A swarm of bees may appear to be angered when a bear damages it’s hive in search of honey, but we assume that they do not HATE the bear. Likewise, the bear, while certainly drawn to the honey by it’s sweet taste, could not be experiencing anything like JOY while lapping it up from within a cloud of FRUSTRATED stinging insects.
We have been warned time and again, against anthropomorphizing the lesser beasts. Your cat does not LOVE you. Your dog is not FAITHFUL. They just want you to give them food and attention and shelter.
Animals, we have been told, are not like us. They do not experience complex emotions, they do not have language and they don’t make tools. These are things that only humans do.
In recent years the behavioral scientists have had to do a bit of backtracking in the areas of animal language and tool making. Silly old reality, getting in the way of academic hubris.
Ah well, at least they got one out of the three correct, right? You can, at the very least, rest assured that your dog does not love you and your cat did not piss on the bed because he was angry that you were gone all day. Humanity is still safely and securely above the station of the lesser beasts.
But what about deity?
During our debate my co-workers (the Monotheist and the Atheist) both expressed serious doubt when I suggested that the gods were capable of emotion. Both of them made the suggestion that crude human emotion was beneath the station of such advanced beings (should such beings “hypothetically” exist).
It was even suggested that God, as some all-encompassing force or intelligence, would be emotionless. Imagine an all powerful being of pure rationality but somehow incapable of either wrath or compassion. In all honesty, the idea made me shudder.
I realize now that I’ve heard this theme (in a few variations) repeated many times before.
Sometimes, like in this instance, the divine is said to be above lowly human emotions. I find it odd that the very thing that is said to show our superiority to the rest of the animal world should be, for some reason, lacking in that which is seen to be above our station?
Often, it’s just the so called “negative” emotions to which God is said to be superior. Typically, the catchphrase for these believers is: “God is Love”. I usually hear this argument from New Agers and from those Christians who choose to ignore the first 39 books in their Bible. I find the deity that these folks imagine far too saccharine for my tastes and an unlikely candidate for ultimate authority in our rather “rough and tumble” universe.
Most often, I hear human emotion trotted out as the reason the gods of myth are either unworthy of worship or were simply made up by men long ago. “In the stories,” I have been told, “the gods act just like people. They get angry or jealous or lustful with each other. They make war with each other and with mankind. The gods, if they were truly superior, would act better than we do. They wouldn’t be subject to love or sorrow or fear. They would be above those things.”
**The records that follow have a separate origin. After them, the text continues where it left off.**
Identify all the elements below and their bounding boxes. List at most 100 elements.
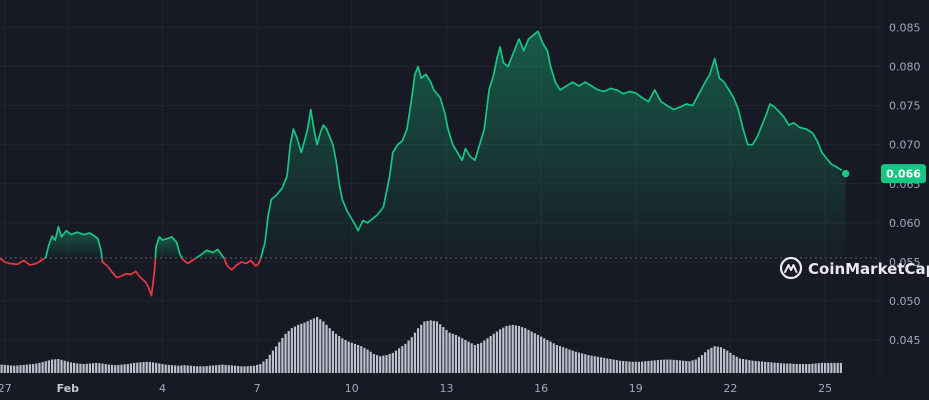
volume-bar [543, 338, 546, 373]
volume-bar [808, 364, 811, 373]
volume-bar [120, 364, 123, 373]
volume-bar [823, 362, 827, 373]
line-segment-down [181, 257, 197, 265]
volume-bar [151, 362, 155, 373]
volume-bar [735, 356, 738, 373]
y-axis-ticks: 0.0850.0800.0750.0700.0650.0600.0550.050… [889, 21, 921, 347]
volume-bar [221, 364, 224, 373]
volume-bar [659, 359, 663, 373]
x-tick-label: 27 [0, 382, 12, 395]
volume-bar [293, 326, 297, 373]
line-segment-up [195, 248, 225, 259]
volume-bar [208, 365, 211, 373]
volume-bar [227, 365, 230, 373]
volume-bar [233, 365, 237, 373]
volume-bar [798, 364, 801, 373]
volume-bar [426, 320, 429, 373]
volume-bar [416, 328, 420, 373]
volume-bar [568, 349, 571, 373]
volume-bar [126, 364, 129, 373]
volume-bar [129, 363, 133, 373]
volume-bar [748, 360, 751, 373]
volume-bar [79, 363, 82, 373]
volume-bar [697, 357, 700, 373]
volume-bar [287, 331, 290, 373]
volume-bar [429, 320, 432, 373]
volume-bar [836, 362, 839, 373]
volume-bar [388, 353, 391, 373]
volume-bar [467, 341, 470, 373]
volume-bar [401, 346, 404, 373]
x-tick-label: 25 [818, 382, 832, 395]
volume-bar [644, 361, 647, 373]
volume-bar [801, 364, 805, 373]
y-tick-label: 0.055 [889, 256, 921, 269]
volume-bar [757, 361, 760, 373]
volume-bar [795, 364, 798, 373]
volume-bar [174, 365, 177, 373]
volume-bar [811, 363, 814, 373]
volume-bar [32, 364, 35, 373]
volume-bar [792, 363, 795, 373]
volume-bar [41, 362, 44, 373]
volume-bar [691, 360, 694, 373]
volume-bar [603, 357, 606, 373]
volume-bar [754, 360, 757, 373]
x-tick-label: 7 [254, 382, 261, 395]
volume-bar [486, 338, 489, 373]
volume-bar [495, 331, 499, 373]
volume-bar [158, 363, 161, 373]
volume-bar [394, 350, 398, 373]
volume-bar [202, 366, 205, 373]
volume-bar [350, 342, 353, 373]
volume-bar [612, 359, 615, 373]
volume-bar [142, 362, 145, 373]
volume-bar [606, 358, 609, 373]
volume-bar [473, 345, 476, 373]
volume-bar [6, 365, 9, 373]
volume-bar [249, 366, 252, 373]
volume-bar [104, 364, 107, 373]
volume-bar [587, 355, 590, 373]
volume-bar [13, 365, 16, 373]
volume-bar [726, 350, 729, 373]
volume-bar [309, 319, 312, 373]
y-tick-label: 0.060 [889, 217, 921, 230]
volume-bar [420, 324, 423, 373]
volume-bar [306, 321, 309, 373]
volume-bar [300, 323, 303, 373]
volume-bar [663, 359, 666, 373]
volume-bar [631, 361, 634, 373]
volume-bar [379, 356, 382, 373]
line-segment-up [154, 236, 183, 259]
volume-bar [546, 339, 549, 373]
volume-bar [252, 365, 256, 373]
volume-bar [189, 365, 192, 373]
x-tick-label: 19 [629, 382, 643, 395]
volume-bar [69, 362, 73, 373]
volume-bar [653, 360, 656, 373]
volume-bar [54, 359, 57, 373]
volume-bar [57, 359, 60, 373]
y-tick-label: 0.075 [889, 100, 921, 113]
price-area [44, 31, 846, 259]
volume-bar [237, 366, 240, 373]
volume-bar [492, 333, 495, 373]
volume-bar [325, 324, 328, 373]
volume-bar [3, 364, 6, 373]
volume-bar [688, 361, 691, 373]
volume-bar [369, 351, 372, 373]
volume-bar [85, 363, 88, 373]
volume-bar [363, 347, 366, 373]
volume-bar [470, 343, 473, 373]
price-line [0, 30, 847, 297]
volume-bar [502, 327, 505, 373]
volume-bar [259, 364, 262, 373]
volume-bar [770, 362, 773, 373]
volume-bar [820, 362, 824, 373]
volume-bar [527, 329, 530, 373]
volume-bar [599, 357, 603, 373]
volume-bar [789, 363, 792, 373]
line-segment-up [260, 30, 847, 259]
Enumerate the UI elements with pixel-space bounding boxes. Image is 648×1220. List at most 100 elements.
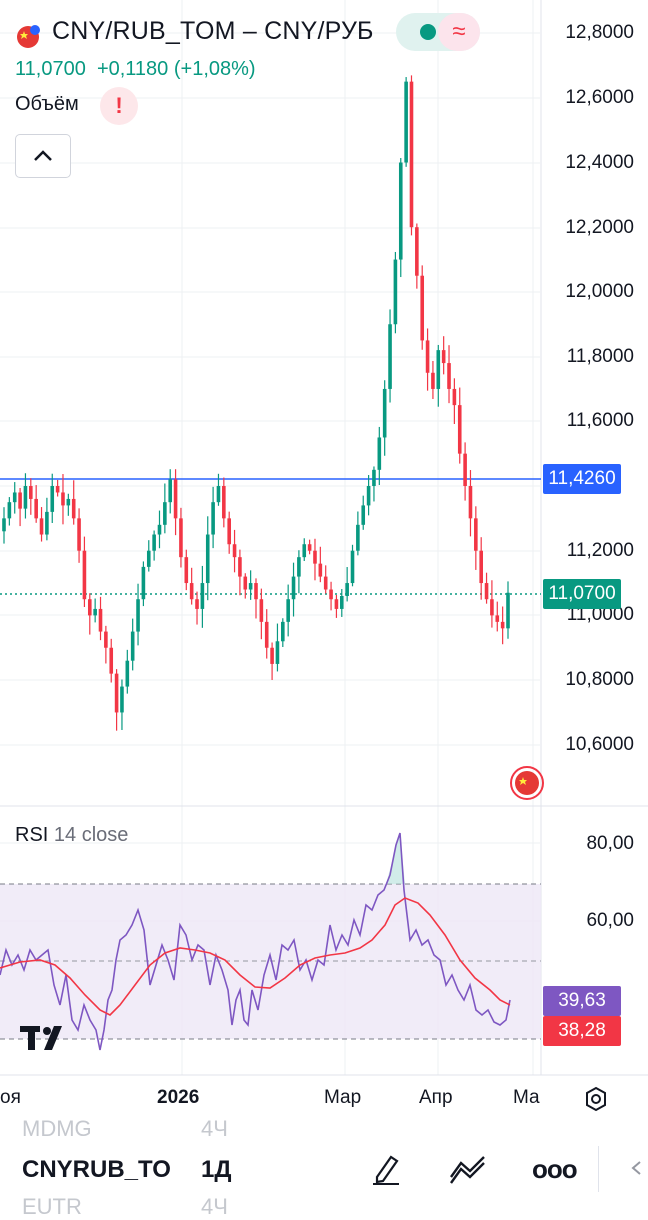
candle-body — [382, 388, 387, 438]
rsi-params: 14 close — [53, 824, 129, 846]
rsi-axis-label: 80,00 — [586, 833, 634, 854]
watchlist-partial-interval-bottom[interactable]: 4Ч — [201, 1194, 228, 1219]
watchlist-partial-symbol[interactable]: MDMG — [22, 1116, 92, 1141]
currency-flag-icon[interactable] — [510, 766, 544, 800]
candle-body — [205, 534, 210, 584]
candle-body — [339, 595, 344, 609]
price-axis-label: 11,2000 — [566, 540, 634, 561]
candle-body — [350, 550, 355, 584]
candle-body — [12, 492, 17, 503]
change-value: +0,1180 (+1,08%) — [96, 58, 256, 80]
candle-body — [173, 479, 178, 519]
candle-body — [468, 486, 473, 519]
toolbar-divider — [598, 1146, 599, 1192]
candle-body — [281, 621, 285, 642]
candle-body — [120, 686, 124, 713]
price-change: 11,0700 +0,1180 (+1,08%) — [15, 58, 256, 81]
candle-body — [109, 647, 114, 674]
candle-body — [104, 631, 108, 648]
price-axis-label: 12,8000 — [565, 22, 634, 43]
indicators-icon[interactable] — [446, 1148, 490, 1188]
candle-body — [264, 621, 269, 648]
tradingview-logo-icon[interactable] — [18, 1022, 74, 1052]
candle-body — [323, 576, 328, 590]
more-menu-button[interactable]: ooo — [532, 1154, 578, 1184]
candle-body — [184, 557, 189, 584]
volume-label[interactable]: Объём — [15, 93, 79, 115]
rsi-line — [0, 832, 511, 1051]
candle-body — [388, 324, 392, 389]
candle-body — [345, 583, 349, 596]
candle-body — [216, 486, 221, 503]
candle-body — [329, 589, 333, 600]
volume-warning-icon[interactable]: ! — [100, 87, 138, 125]
interval-selector-button[interactable]: 1Д — [201, 1156, 232, 1183]
candle-body — [447, 363, 451, 389]
candle-body — [372, 469, 376, 486]
candle-body — [2, 518, 6, 532]
time-axis-label: 2026 — [157, 1087, 200, 1108]
candle-body — [302, 544, 307, 558]
candle-body — [93, 608, 97, 616]
price-axis-label: 11,0000 — [566, 604, 634, 625]
price-axis-label: 11,6000 — [566, 410, 634, 431]
candle-body — [286, 599, 290, 622]
candle-body — [259, 599, 264, 622]
drawing-pen-icon[interactable] — [366, 1148, 406, 1188]
candle-body — [66, 498, 71, 506]
candle-body — [39, 518, 44, 535]
candle-body — [474, 518, 478, 551]
candle-body — [179, 518, 183, 558]
candle-body — [409, 81, 414, 228]
candle-body — [152, 534, 156, 551]
candle-body — [436, 350, 441, 389]
candle-body — [71, 498, 76, 519]
candle-body — [136, 599, 140, 632]
candle-body — [34, 498, 38, 519]
collapse-button[interactable] — [15, 134, 71, 178]
candle-body — [23, 486, 28, 509]
horizontal-line-price-tag[interactable]: 11,4260 — [543, 464, 621, 494]
watchlist-partial-symbol-bottom[interactable]: EUTR — [22, 1194, 82, 1219]
candle-body — [146, 550, 151, 567]
symbol-title[interactable]: CNY/RUB_TOM – CNY/РУБ — [52, 17, 374, 45]
candle-body — [420, 275, 425, 341]
price-axis-label: 11,8000 — [566, 346, 634, 367]
candle-body — [87, 599, 92, 616]
candle-body — [490, 599, 494, 616]
candle-body — [61, 492, 65, 506]
chart-canvas[interactable] — [0, 0, 648, 1122]
candle-body — [227, 518, 231, 545]
rsi-legend[interactable]: RSI 14 close — [15, 824, 128, 847]
candle-body — [200, 583, 205, 609]
candle-body — [168, 479, 173, 503]
delayed-data-icon[interactable]: ≈ — [438, 13, 480, 51]
rsi-title: RSI — [15, 824, 49, 846]
candle-body — [398, 162, 403, 260]
rsi-ma-value-tag: 38,28 — [543, 1016, 621, 1046]
price-axis-label: 12,2000 — [565, 217, 634, 238]
last-price-tag: 11,0700 — [543, 579, 621, 609]
candle-body — [441, 350, 446, 364]
candle-body — [98, 608, 103, 632]
rsi-axis-label: 60,00 — [586, 910, 634, 931]
scroll-left-icon[interactable] — [626, 1158, 646, 1178]
bottom-toolbar: MDMG 4Ч CNYRUB_TO 1Д EUTR 4Ч ooo — [0, 1116, 648, 1219]
candle-body — [291, 576, 296, 600]
candle-body — [254, 583, 258, 600]
candle-body — [495, 615, 500, 622]
symbol-selector-button[interactable]: CNYRUB_TO — [22, 1156, 171, 1183]
candle-body — [55, 486, 60, 493]
settings-gear-icon[interactable] — [582, 1085, 610, 1113]
candle-body — [18, 492, 22, 509]
watchlist-partial-interval[interactable]: 4Ч — [201, 1116, 228, 1141]
price-axis-label: 12,4000 — [565, 152, 634, 173]
candle-body — [484, 583, 489, 600]
candle-body — [318, 563, 323, 577]
candle-body — [130, 631, 135, 661]
candle-body — [463, 453, 467, 486]
candle-body — [479, 550, 483, 584]
candle-body — [361, 505, 366, 525]
time-axis-label: Ма — [513, 1087, 540, 1108]
candle-body — [238, 557, 242, 577]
It’s an interesting theory. We mortals can hate and love because we are above the animals but the gods cannot hate and love because they are above us.
If it is the degree to which we are capable of feeling emotion that indicates our superiority, wouldn’t beings that were superior to us experience emotion to an even greater degree? Might not some of them exist as living personifications of those emotions – just like the mythology suggests?
I am forced to wonder if the gods are exempt from language skills and tool making as well. Questions for another day, I suppose.